Toutefois, à l’aide d’un traitement médicamenteux pas des plus conseillés, plus un sommeil aussi bien découpé que Janet Leigh sous la douche de Psychose (1960), Yann Gozlan efface les repères de son personnage principal et nous fait progressivement glisser dans le fantastique. Estelle (Diane Kruger), pilote de ligne sur vols long-courriers, passe d’une vie conditionnée par un métier exigeant et réglée quasi scientifiquement (chaque activité ou geste de son quotidien est minuté, mesuré et rigoureusement contrôlé) à un relâchement progressif, hallucinatoire et mortifère auquel son mari, Guillaume (Mathieu Kassovitz), ne pourra fatalement qu’être qu’associé.

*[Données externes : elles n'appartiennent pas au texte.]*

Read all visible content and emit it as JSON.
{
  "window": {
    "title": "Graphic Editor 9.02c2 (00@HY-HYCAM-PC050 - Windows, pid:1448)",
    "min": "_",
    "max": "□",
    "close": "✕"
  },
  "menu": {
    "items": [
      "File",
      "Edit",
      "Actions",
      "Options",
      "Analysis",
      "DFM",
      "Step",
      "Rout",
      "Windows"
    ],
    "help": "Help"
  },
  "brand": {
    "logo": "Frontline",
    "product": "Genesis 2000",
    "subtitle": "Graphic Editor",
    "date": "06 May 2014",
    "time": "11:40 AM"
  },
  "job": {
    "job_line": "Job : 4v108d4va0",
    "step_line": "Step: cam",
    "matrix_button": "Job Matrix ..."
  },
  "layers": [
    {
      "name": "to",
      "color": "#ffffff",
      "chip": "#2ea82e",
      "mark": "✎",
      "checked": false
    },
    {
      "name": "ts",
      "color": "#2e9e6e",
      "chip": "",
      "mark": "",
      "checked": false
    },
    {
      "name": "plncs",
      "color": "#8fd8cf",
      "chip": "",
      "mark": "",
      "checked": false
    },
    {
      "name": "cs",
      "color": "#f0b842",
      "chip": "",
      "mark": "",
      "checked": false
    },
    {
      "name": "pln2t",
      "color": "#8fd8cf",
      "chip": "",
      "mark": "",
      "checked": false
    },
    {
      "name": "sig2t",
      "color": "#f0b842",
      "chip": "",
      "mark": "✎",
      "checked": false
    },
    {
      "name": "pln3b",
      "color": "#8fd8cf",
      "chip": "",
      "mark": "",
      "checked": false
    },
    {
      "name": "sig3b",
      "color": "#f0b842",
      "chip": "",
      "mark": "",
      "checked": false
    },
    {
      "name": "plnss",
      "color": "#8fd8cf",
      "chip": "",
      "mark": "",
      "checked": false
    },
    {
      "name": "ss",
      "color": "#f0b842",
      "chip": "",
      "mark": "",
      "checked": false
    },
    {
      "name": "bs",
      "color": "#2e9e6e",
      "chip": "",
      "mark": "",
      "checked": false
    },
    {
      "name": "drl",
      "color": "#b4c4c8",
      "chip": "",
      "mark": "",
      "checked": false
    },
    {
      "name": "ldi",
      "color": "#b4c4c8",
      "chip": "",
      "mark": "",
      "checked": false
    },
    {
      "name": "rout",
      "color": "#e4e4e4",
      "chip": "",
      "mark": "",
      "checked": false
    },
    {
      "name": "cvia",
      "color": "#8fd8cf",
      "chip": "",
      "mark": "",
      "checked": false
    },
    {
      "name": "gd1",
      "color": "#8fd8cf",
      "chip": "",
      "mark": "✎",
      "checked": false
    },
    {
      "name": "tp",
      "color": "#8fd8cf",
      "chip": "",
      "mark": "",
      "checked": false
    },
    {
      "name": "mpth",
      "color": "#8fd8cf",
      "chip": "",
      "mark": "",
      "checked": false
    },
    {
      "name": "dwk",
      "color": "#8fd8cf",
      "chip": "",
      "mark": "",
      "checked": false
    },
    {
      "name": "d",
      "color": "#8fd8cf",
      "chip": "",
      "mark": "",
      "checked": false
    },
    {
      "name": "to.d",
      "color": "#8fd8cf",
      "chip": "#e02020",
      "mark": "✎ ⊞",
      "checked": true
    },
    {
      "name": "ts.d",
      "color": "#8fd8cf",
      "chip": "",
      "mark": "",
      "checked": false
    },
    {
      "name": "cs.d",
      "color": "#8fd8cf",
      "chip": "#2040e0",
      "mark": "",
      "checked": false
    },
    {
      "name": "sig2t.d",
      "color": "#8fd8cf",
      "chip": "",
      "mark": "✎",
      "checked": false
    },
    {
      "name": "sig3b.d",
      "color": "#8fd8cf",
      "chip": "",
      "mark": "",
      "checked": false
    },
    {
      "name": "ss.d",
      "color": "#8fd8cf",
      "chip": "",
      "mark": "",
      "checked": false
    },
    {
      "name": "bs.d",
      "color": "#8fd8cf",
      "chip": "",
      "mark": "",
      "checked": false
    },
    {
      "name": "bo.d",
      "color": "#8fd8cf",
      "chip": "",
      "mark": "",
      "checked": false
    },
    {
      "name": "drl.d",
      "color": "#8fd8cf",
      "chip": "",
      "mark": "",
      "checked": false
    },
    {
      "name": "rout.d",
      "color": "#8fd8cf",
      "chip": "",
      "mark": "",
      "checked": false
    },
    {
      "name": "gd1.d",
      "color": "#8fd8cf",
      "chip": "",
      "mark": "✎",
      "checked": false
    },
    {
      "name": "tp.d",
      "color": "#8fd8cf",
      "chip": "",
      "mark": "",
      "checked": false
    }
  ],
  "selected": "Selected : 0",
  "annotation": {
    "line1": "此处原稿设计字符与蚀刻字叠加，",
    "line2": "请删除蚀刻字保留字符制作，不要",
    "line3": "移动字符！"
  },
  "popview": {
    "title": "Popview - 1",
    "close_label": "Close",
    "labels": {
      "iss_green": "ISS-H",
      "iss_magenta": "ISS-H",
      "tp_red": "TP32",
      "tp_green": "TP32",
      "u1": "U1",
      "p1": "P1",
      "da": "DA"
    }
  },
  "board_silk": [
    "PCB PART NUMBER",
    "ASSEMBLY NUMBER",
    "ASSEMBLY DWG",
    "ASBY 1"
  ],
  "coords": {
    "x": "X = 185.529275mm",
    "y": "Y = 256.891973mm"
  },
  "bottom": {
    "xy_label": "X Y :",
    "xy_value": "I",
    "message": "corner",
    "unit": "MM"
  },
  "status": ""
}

L’étrange vécu par Estelle contamine le réel mais le relâchement qui en est la cause touche peut-être plus vite le film qui se déroule sous nos yeux. Car ce qui fait d’abord défaut ici, c’est l’écriture. L’obsession pour Ana (Marta Nieto) qui resurgit dans la vie d’Estelle ne nous paraît pas pleinement compréhensible (puisque Estelle a tout pour elle) et sa soif soudaine de liberté trouve difficilement une justification convaincante (à moins de sous-estimer une libido brusquement réveillée). De même, l’escale à Tokyo n’ajoute pas grand chose à part une drôle de scène avec Amira Casar en galeriste ultra moderne. Pour favoriser le soupçon, Yann Gozlan multiplie les fausses pistes et si les motards au loin pourraient s’avérer menaçants, le chien-loup qui sort de nulle part et grogne après Estelle fait partie des incongruités dont le scénario a manqué d’être délesté.

Invoquant Christopher Nolan pour faire rentrer le cube dans le rond ou M. Night Shyamalan pour twister son final, le réalisateur de Boîte noire (2021) tord le scénario pour fermer très artificiellement son récit en une boucle de Moebius qui finit de dérouter. Visions me rappelle Le piège de Lovecraft d’Arnnaud Delalande (Grasset, 2014), un texte très référencé, comportant par endroits des maladresses, mal fagoté dans l’ensemble et pourtant divertissant. Dans le film comme dans le roman, le spectateur (ou le lecteur) est enfermé, se retrouvant à nouveau, alors qu’il voit les dernières minutes (ou tourne les dernières pages), dans la même situation qu’au début. Mais une fois ces œuvres finies, il n’y a rien à contempler, aucune structure cohérente, nulle forme révélatrice, et dans le cas de Visions, un film certes peu ordinaire, mais encore inabouti.